Ok, ok you're shaking your head "No, Marie! It's anything but easy!"
Stick with me a moment.
Running IS supposed to be easy.
And by that I mean, intuitive.
You just get up and GO!
You don't have to keep your eye on the ball. You don't have to aim at a target.
You just run.
"But Marie! If running is so easy, then why is it sooo complicated? Because all the running gurus out there say you need all these different types of runs (long runs, tempo runs, recovery runs…), and you need to strength train, and don't forget mobility work! And Becky down the road says yoga is good for runners. But I actually really like biking…"
I hear you.
Loud and clear.
And frankly, looking at that list, I'm getting overwhelmed! That's a lot of "stuff". And that's what it can become: just "stuff" on your to-do list. That's when you miss out on the joy of running, and movement, and exercise.
So a question for you.
Do you know WHY you need all that "stuff"?
Do you know what that "stuff" looks like?
Because if you're missing those important pieces of the puzzle, "all the things" will always be overwhelming. And you'll always feel behind.
So let's dive into "all the things" and see if we can clear them up. I want you to finish this blog with clarity on WHY you need strength training, cross training, and mobility and all the different ways that can look.
Let's start with strength training.
Notice I didn't say cross training….
Strength training can be A FORM OF cross training. Here me out…
The purpose of strength training is obvious, right?
To get stronger.
To directly target muscle groups that are weaker on one side compared to other.
To equal out strength imbalances (we all have them).
And when we strength train, we move differently than running, right? Simply said, strength training is NOT running. It's as simple as that.
So next part, what does strength training look like?
Typically we think of lifting weights, such as squatting, deadlifting, bench, rows. But body weight exercises can be a form of strength training too, including pushups, air squats, step ups or deficit step downs, planks. These types of body weight exercises are commonly found in popular HIIT workouts (although there's a sneaky aerobic component to that type of workout…but that's another topic for another day).
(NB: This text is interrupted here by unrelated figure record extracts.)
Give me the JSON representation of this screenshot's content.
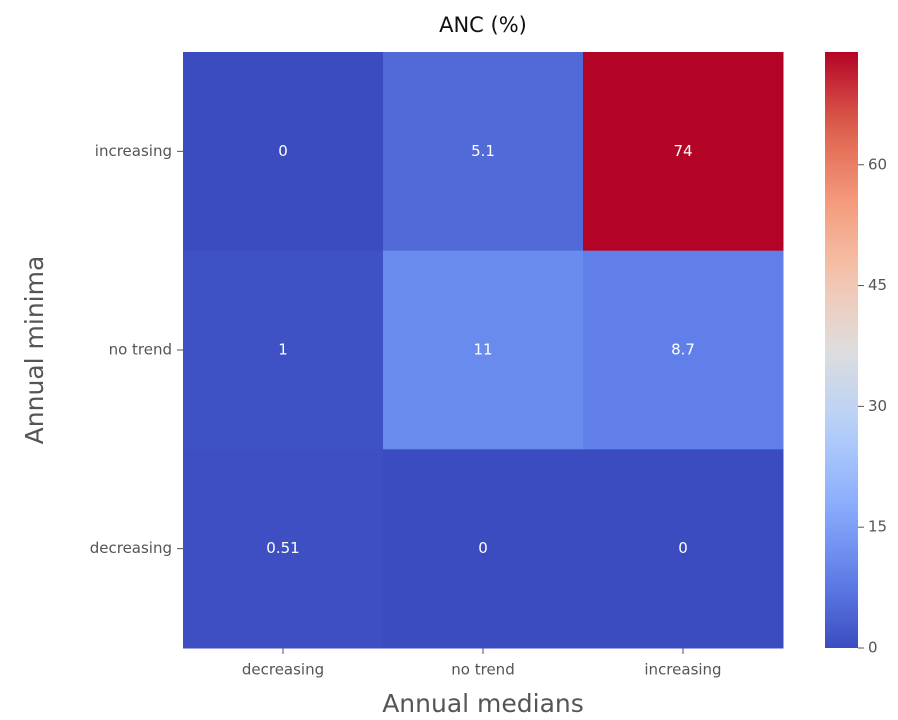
{
  "chart_data": {
    "type": "heatmap",
    "title": "ANC (%)",
    "xlabel": "Annual medians",
    "ylabel": "Annual minima",
    "x_categories": [
      "decreasing",
      "no trend",
      "increasing"
    ],
    "y_categories": [
      "increasing",
      "no trend",
      "decreasing"
    ],
    "values": [
      [
        0,
        5.1,
        74
      ],
      [
        1,
        11,
        8.7
      ],
      [
        0.51,
        0,
        0
      ]
    ],
    "colormap": "coolwarm",
    "clim": [
      0,
      74
    ],
    "cticks": [
      0,
      15,
      30,
      45,
      60
    ]
  }
}
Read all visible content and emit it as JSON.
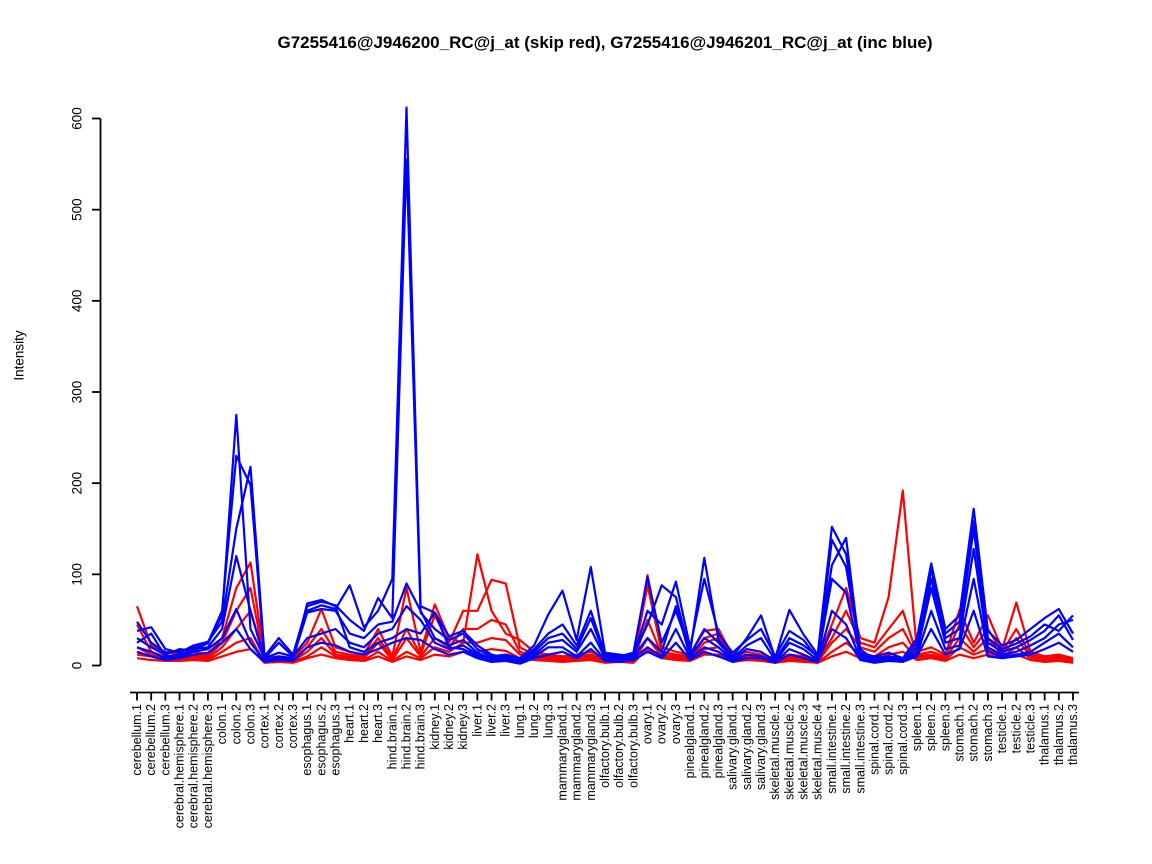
{
  "title": "G7255416@J946200_RC@j_at (skip red), G7255416@J946201_RC@j_at (inc blue)",
  "chart_data": {
    "type": "line",
    "title": "G7255416@J946200_RC@j_at (skip red), G7255416@J946201_RC@j_at (inc blue)",
    "xlabel": "",
    "ylabel": "Intensity",
    "ylim": [
      0,
      620
    ],
    "yticks": [
      0,
      100,
      200,
      300,
      400,
      500,
      600
    ],
    "grid": false,
    "legend_position": "none",
    "colors": {
      "skip": "#FF0000",
      "inc": "#0000FF"
    },
    "categories": [
      "cerebellum.1",
      "cerebellum.2",
      "cerebellum.3",
      "cerebral.hemisphere.1",
      "cerebral.hemisphere.2",
      "cerebral.hemisphere.3",
      "colon.1",
      "colon.2",
      "colon.3",
      "cortex.1",
      "cortex.2",
      "cortex.3",
      "esophagus.1",
      "esophagus.2",
      "esophagus.3",
      "heart.1",
      "heart.2",
      "heart.3",
      "hind.brain.1",
      "hind.brain.2",
      "hind.brain.3",
      "kidney.1",
      "kidney.2",
      "kidney.3",
      "liver.1",
      "liver.2",
      "liver.3",
      "lung.1",
      "lung.2",
      "lung.3",
      "mammarygland.1",
      "mammarygland.2",
      "mammarygland.3",
      "olfactory.bulb.1",
      "olfactory.bulb.2",
      "olfactory.bulb.3",
      "ovary.1",
      "ovary.2",
      "ovary.3",
      "pinealgland.1",
      "pinealgland.2",
      "pinealgland.3",
      "salivary.gland.1",
      "salivary.gland.2",
      "salivary.gland.3",
      "skeletal.muscle.1",
      "skeletal.muscle.2",
      "skeletal.muscle.3",
      "skeletal.muscle.4",
      "small.intestine.1",
      "small.intestine.2",
      "small.intestine.3",
      "spinal.cord.1",
      "spinal.cord.2",
      "spinal.cord.3",
      "spleen.1",
      "spleen.2",
      "spleen.3",
      "stomach.1",
      "stomach.2",
      "stomach.3",
      "testicle.1",
      "testicle.2",
      "testicle.3",
      "thalamus.1",
      "thalamus.2",
      "thalamus.3"
    ],
    "series": [
      {
        "name": "skip-1",
        "group": "skip",
        "color": "#FF0000",
        "values": [
          65,
          22,
          15,
          12,
          15,
          12,
          30,
          85,
          113,
          8,
          10,
          8,
          25,
          62,
          20,
          15,
          12,
          40,
          10,
          85,
          15,
          67,
          30,
          25,
          122,
          60,
          35,
          28,
          15,
          12,
          10,
          12,
          15,
          8,
          10,
          8,
          99,
          20,
          15,
          12,
          38,
          40,
          10,
          15,
          12,
          8,
          12,
          10,
          6,
          45,
          85,
          30,
          25,
          75,
          192,
          15,
          20,
          12,
          61,
          25,
          55,
          18,
          69,
          15,
          10,
          12,
          8
        ]
      },
      {
        "name": "skip-2",
        "group": "skip",
        "color": "#FF0000",
        "values": [
          45,
          15,
          10,
          10,
          12,
          10,
          25,
          60,
          85,
          6,
          8,
          6,
          20,
          40,
          15,
          12,
          10,
          30,
          8,
          40,
          12,
          55,
          25,
          60,
          60,
          94,
          90,
          20,
          12,
          10,
          8,
          10,
          12,
          6,
          8,
          6,
          88,
          15,
          12,
          10,
          30,
          35,
          8,
          12,
          10,
          6,
          10,
          8,
          5,
          30,
          60,
          25,
          20,
          40,
          60,
          12,
          15,
          10,
          45,
          20,
          40,
          15,
          40,
          12,
          8,
          10,
          6
        ]
      },
      {
        "name": "skip-3",
        "group": "skip",
        "color": "#FF0000",
        "values": [
          20,
          12,
          8,
          8,
          10,
          8,
          20,
          40,
          60,
          5,
          6,
          5,
          15,
          30,
          12,
          10,
          8,
          25,
          6,
          30,
          10,
          30,
          20,
          40,
          40,
          50,
          45,
          15,
          10,
          8,
          6,
          8,
          10,
          5,
          6,
          5,
          50,
          12,
          10,
          8,
          25,
          30,
          6,
          10,
          8,
          5,
          8,
          6,
          4,
          25,
          40,
          20,
          15,
          30,
          40,
          10,
          12,
          8,
          30,
          15,
          30,
          12,
          30,
          10,
          6,
          8,
          5
        ]
      },
      {
        "name": "skip-4",
        "group": "skip",
        "color": "#FF0000",
        "values": [
          12,
          10,
          6,
          6,
          8,
          6,
          15,
          25,
          30,
          4,
          5,
          4,
          10,
          20,
          10,
          8,
          6,
          15,
          5,
          15,
          8,
          20,
          15,
          25,
          25,
          30,
          28,
          12,
          8,
          6,
          5,
          6,
          8,
          4,
          5,
          4,
          30,
          10,
          8,
          6,
          18,
          20,
          5,
          8,
          6,
          4,
          6,
          5,
          3,
          15,
          25,
          12,
          10,
          20,
          25,
          8,
          10,
          6,
          20,
          12,
          18,
          10,
          20,
          8,
          5,
          6,
          4
        ]
      },
      {
        "name": "skip-5",
        "group": "skip",
        "color": "#FF0000",
        "values": [
          8,
          6,
          5,
          5,
          6,
          5,
          10,
          15,
          18,
          3,
          4,
          3,
          8,
          12,
          8,
          6,
          5,
          10,
          4,
          10,
          6,
          12,
          10,
          15,
          15,
          18,
          16,
          8,
          6,
          5,
          4,
          5,
          6,
          3,
          4,
          3,
          18,
          8,
          6,
          5,
          12,
          12,
          4,
          6,
          5,
          3,
          5,
          4,
          3,
          10,
          15,
          8,
          8,
          12,
          15,
          6,
          8,
          5,
          12,
          8,
          12,
          8,
          12,
          6,
          4,
          5,
          3
        ]
      },
      {
        "name": "inc-6",
        "group": "inc",
        "color": "#0000FF",
        "values": [
          15,
          10,
          6,
          8,
          12,
          14,
          25,
          40,
          18,
          4,
          6,
          5,
          20,
          25,
          22,
          15,
          12,
          18,
          25,
          30,
          28,
          18,
          12,
          15,
          8,
          4,
          5,
          2,
          8,
          12,
          15,
          8,
          18,
          5,
          4,
          6,
          15,
          8,
          25,
          6,
          15,
          10,
          4,
          8,
          8,
          3,
          12,
          8,
          4,
          40,
          30,
          6,
          3,
          5,
          4,
          10,
          40,
          12,
          18,
          60,
          10,
          8,
          10,
          12,
          18,
          25,
          15
        ]
      },
      {
        "name": "inc-5",
        "group": "inc",
        "color": "#0000FF",
        "values": [
          20,
          15,
          8,
          10,
          15,
          18,
          30,
          62,
          25,
          5,
          8,
          6,
          68,
          72,
          65,
          20,
          15,
          25,
          30,
          40,
          35,
          58,
          20,
          18,
          10,
          5,
          6,
          3,
          10,
          20,
          20,
          10,
          25,
          6,
          5,
          8,
          20,
          10,
          40,
          8,
          20,
          15,
          5,
          12,
          10,
          4,
          18,
          12,
          5,
          60,
          45,
          8,
          4,
          6,
          5,
          12,
          60,
          18,
          22,
          95,
          15,
          10,
          12,
          15,
          25,
          35,
          20
        ]
      },
      {
        "name": "inc-4",
        "group": "inc",
        "color": "#0000FF",
        "values": [
          25,
          35,
          10,
          12,
          18,
          20,
          40,
          120,
          60,
          8,
          25,
          10,
          30,
          35,
          40,
          25,
          20,
          35,
          40,
          65,
          50,
          25,
          18,
          22,
          12,
          6,
          8,
          4,
          12,
          25,
          28,
          15,
          40,
          8,
          6,
          10,
          30,
          15,
          65,
          10,
          30,
          20,
          6,
          18,
          15,
          5,
          25,
          18,
          6,
          95,
          80,
          10,
          5,
          8,
          6,
          15,
          85,
          25,
          30,
          128,
          20,
          12,
          15,
          22,
          30,
          45,
          50
        ]
      },
      {
        "name": "inc-3",
        "group": "inc",
        "color": "#0000FF",
        "values": [
          30,
          20,
          12,
          18,
          16,
          25,
          60,
          230,
          198,
          6,
          10,
          8,
          58,
          62,
          60,
          35,
          30,
          45,
          48,
          90,
          60,
          30,
          22,
          28,
          14,
          8,
          10,
          5,
          15,
          30,
          35,
          18,
          52,
          10,
          8,
          12,
          45,
          88,
          75,
          12,
          40,
          25,
          8,
          22,
          30,
          6,
          30,
          22,
          10,
          110,
          140,
          12,
          8,
          10,
          6,
          20,
          95,
          30,
          40,
          150,
          25,
          15,
          20,
          28,
          38,
          55,
          28
        ]
      },
      {
        "name": "inc-2",
        "group": "inc",
        "color": "#0000FF",
        "values": [
          38,
          42,
          18,
          14,
          22,
          26,
          48,
          150,
          218,
          10,
          30,
          12,
          65,
          70,
          66,
          50,
          38,
          74,
          52,
          555,
          58,
          40,
          28,
          35,
          18,
          10,
          12,
          8,
          22,
          56,
          82,
          28,
          108,
          14,
          12,
          10,
          60,
          45,
          92,
          20,
          95,
          35,
          14,
          28,
          40,
          10,
          38,
          28,
          8,
          138,
          108,
          14,
          10,
          14,
          8,
          25,
          105,
          35,
          48,
          158,
          30,
          18,
          24,
          32,
          45,
          38,
          55
        ]
      },
      {
        "name": "inc-1",
        "group": "inc",
        "color": "#0000FF",
        "values": [
          48,
          25,
          14,
          16,
          20,
          24,
          55,
          275,
          40,
          8,
          14,
          10,
          60,
          66,
          62,
          88,
          42,
          60,
          95,
          612,
          65,
          58,
          32,
          38,
          22,
          12,
          8,
          6,
          18,
          35,
          45,
          22,
          60,
          12,
          10,
          14,
          97,
          25,
          60,
          15,
          118,
          28,
          10,
          30,
          55,
          8,
          61,
          34,
          12,
          152,
          122,
          18,
          6,
          10,
          8,
          30,
          112,
          40,
          55,
          172,
          38,
          22,
          28,
          40,
          52,
          62,
          35
        ]
      }
    ]
  }
}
Body weight exercises can also be performed during yoga, specifically in a type of yoga called power yoga.
But do you see how strength training has easily evolved into at least 3 different versions? Traditional weight lifting, body weight exercises, and various types of yoga!
I'm describing all of these to say, "pick your form of strength training."
Pick what works best for you and more importantly, what you enjoy doing! You might love power yoga more than going to the gym and wrestling with a barbell. That's fine! When it's strength training day on your calendar, pick the option that's best for you. However, it's not an excuse to turn a blind eye to when yoga or body weight exercises alone just aren't enough. It's important to at least be aware of different options of strength training so in case weaknesses pop up or injury occurs, you have the knowledge, power, and resources to help figure out what might be missing from your routine.